Network Security, Supply chain, Threat Intelligence

Malicious PyPI ‘requests’ fork hides backdoor in PNG file

Python website. Python is a high-level, interpreted, general-purpose programming language.

A malicious PyPI package based on the popular “requests” package was found to contain a backdoor hidden in a PNG file, security researchers revealed Friday.

The package, “requests-darwin-lite,” is a fork of the legitimate “requests” Python package and was published to the open-source Python repository PyPI on Friday, according to

The package was quickly detected by Phylum’s automated risk detection platform, and the supply chain security company published its blog post on the suspicious discovery later the same day.

The “requests-darwin-lite” package’s file contains an item called “PyInstall” that is executed upon installation.
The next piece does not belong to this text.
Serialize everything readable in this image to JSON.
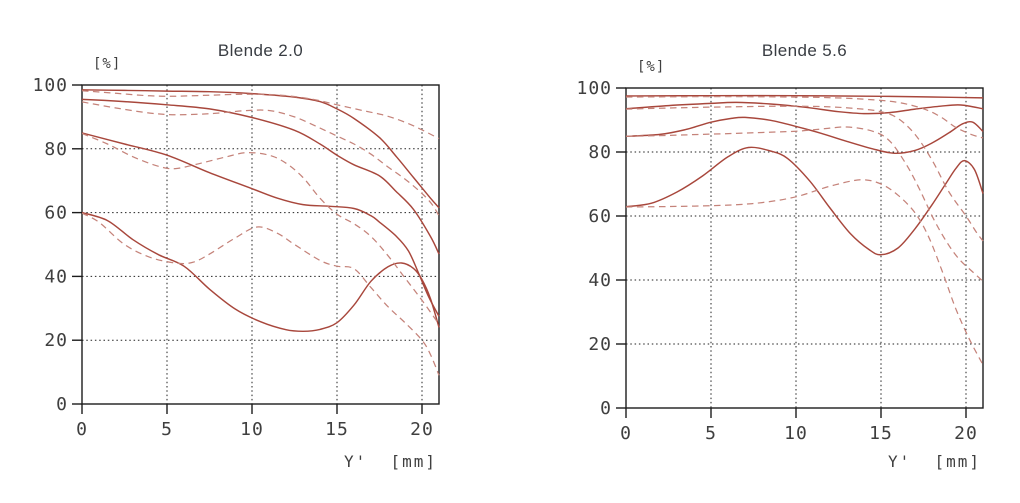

When run on macOS systems, PyInstall decodes and runs a base64-encoded command that looks for a specific system universally unique identifier (UUID), suggesting the package creator had a specific intended target or was using the package for testing, the Phylum researchers said.
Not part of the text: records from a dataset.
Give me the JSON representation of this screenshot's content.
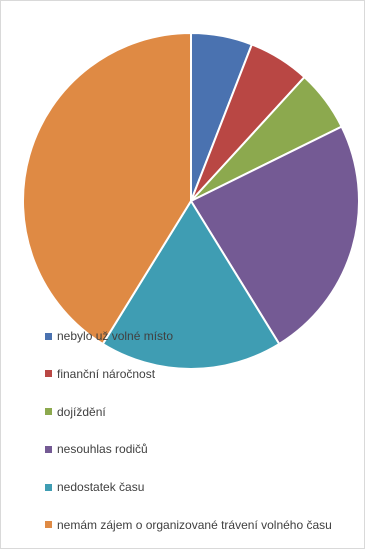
{
  "chart_data": {
    "type": "pie",
    "title": "",
    "categories": [
      "nebylo už volné místo",
      "finanční náročnost",
      "dojíždění",
      "nesouhlas rodičů",
      "nedostatek času",
      "nemám zájem o organizované trávení volného času"
    ],
    "values": [
      5.9,
      5.9,
      5.9,
      23.5,
      17.6,
      41.2
    ],
    "colors": [
      "#4a72b0",
      "#b94744",
      "#8ca94e",
      "#745a94",
      "#3f9db3",
      "#df8a44"
    ],
    "legend_position": "overlay-bottom-left",
    "start_angle": "12 o'clock",
    "direction": "clockwise"
  }
}
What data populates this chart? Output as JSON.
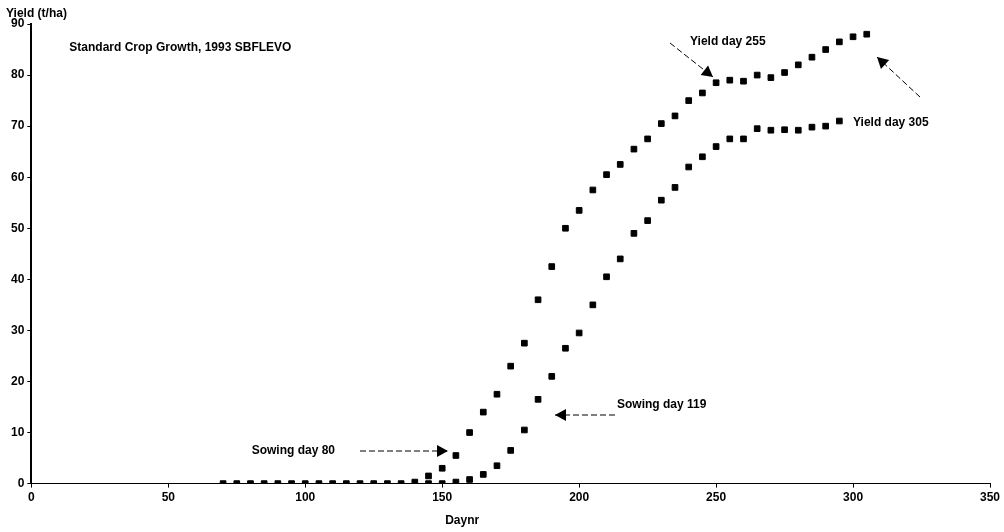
{
  "chart_data": {
    "type": "scatter",
    "title": "Standard Crop Growth, 1993 SBFLEVO",
    "xlabel": "Daynr",
    "ylabel": "Yield (t/ha)",
    "xlim": [
      0,
      350
    ],
    "xticks": [
      0,
      50,
      100,
      150,
      200,
      250,
      300,
      350
    ],
    "ylim": [
      0,
      90
    ],
    "yticks": [
      0,
      10,
      20,
      30,
      40,
      50,
      60,
      70,
      80,
      90
    ],
    "grid": false,
    "legend": false,
    "marker": "square",
    "series": [
      {
        "color": "#000000",
        "x": [
          70,
          75,
          80,
          85,
          90,
          95,
          100,
          105,
          110,
          115,
          120,
          125,
          130,
          135,
          140,
          145,
          150,
          155,
          160,
          165,
          170,
          175,
          180,
          185,
          190,
          195,
          200,
          205,
          210,
          215,
          220,
          225,
          230,
          235,
          240,
          245,
          250,
          255,
          260,
          265,
          270,
          275,
          280,
          285,
          290,
          295,
          300,
          305
        ],
        "values": [
          0,
          0,
          0,
          0,
          0,
          0,
          0,
          0,
          0,
          0,
          0,
          0,
          0,
          0,
          0.3,
          1.5,
          3,
          5.5,
          10,
          14,
          17.5,
          23,
          27.5,
          36,
          42.5,
          50,
          53.5,
          57.5,
          60.5,
          62.5,
          65.5,
          67.5,
          70.5,
          72,
          75,
          76.5,
          78.5,
          79,
          78.8,
          80,
          79.5,
          80.5,
          82,
          83.5,
          85,
          86.5,
          87.5,
          88
        ]
      },
      {
        "color": "#000000",
        "x": [
          145,
          150,
          155,
          160,
          165,
          170,
          175,
          180,
          185,
          190,
          195,
          200,
          205,
          210,
          215,
          220,
          225,
          230,
          235,
          240,
          245,
          250,
          255,
          260,
          265,
          270,
          275,
          280,
          285,
          290,
          295
        ],
        "values": [
          0,
          0,
          0.3,
          0.8,
          1.8,
          3.5,
          6.5,
          10.5,
          16.5,
          21,
          26.5,
          29.5,
          35,
          40.5,
          44,
          49,
          51.5,
          55.5,
          58,
          62,
          64,
          66,
          67.5,
          67.5,
          69.5,
          69.2,
          69.3,
          69.2,
          69.8,
          70,
          71
        ]
      }
    ],
    "annotations": [
      "Sowing day 80",
      "Sowing day 119",
      "Yield day 255",
      "Yield day 305"
    ]
  }
}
If the UUID of the system matches the UUID specified, the package then reads from a PNG file with a similar name to that of the legitimate “requests” logo. This “docs/_static/requests-sidebar-large.png” file is about 17MB — much larger than the original 300KB logo size — and hides Golang binary flagged on VirusTotal as an OSX/Sliver backdoor by more than a dozen anti-virus programs.

Sliver is an open-source command-and-control (C2) framework similar to Cobalt Strike that is intended to be used by cybersecurity professionals for red team exercises. Sliver is increasingly being used by threat actors due to being less well known and less likely to be detected compared with Cobalt Strike, according to Phylum.  

The “requests-darwin-lite” creator added the Sliver binary to the PNG, apparently as a form of steganography to disguise its presence. Despite the large file size and unusual contents, the file would be recognized as a PNG by other software and render normally as the “requests” logo to the end user as well.

The Phylum researchers found that the first two versions of the package were removed by their original author and replaced with two subsequent versions that did not attempt to run the malicious Golang binary upon installation — in fact, the final version had both PyInstall and the malicious PNG contents removed entirely, rendering it benign, the researchers wrote.

Regardless, all versions of “requests-darwin-lite” were removed immediately from the PyPI repository after being reported by the Phylum team. The package was downloaded a total of 417 times prior to its removal, according to PePy.

The purpose for checking the system’s UUID before deploying the backdoor, and the reasons for removing the earlier versions of the package from PyPI, remain a mystery, the Phylum team concluded in its blog post.

“Maybe they left up the version with the malicious binary because they intended to depend on it from another package at some other time, or perhaps even pull it form another piece of software down the line,” the Phylum Research Team wrote. “Either way, we have yet another example of attackers resorting to more evasive and complex techniques to distribute malware in open source ecosystems.”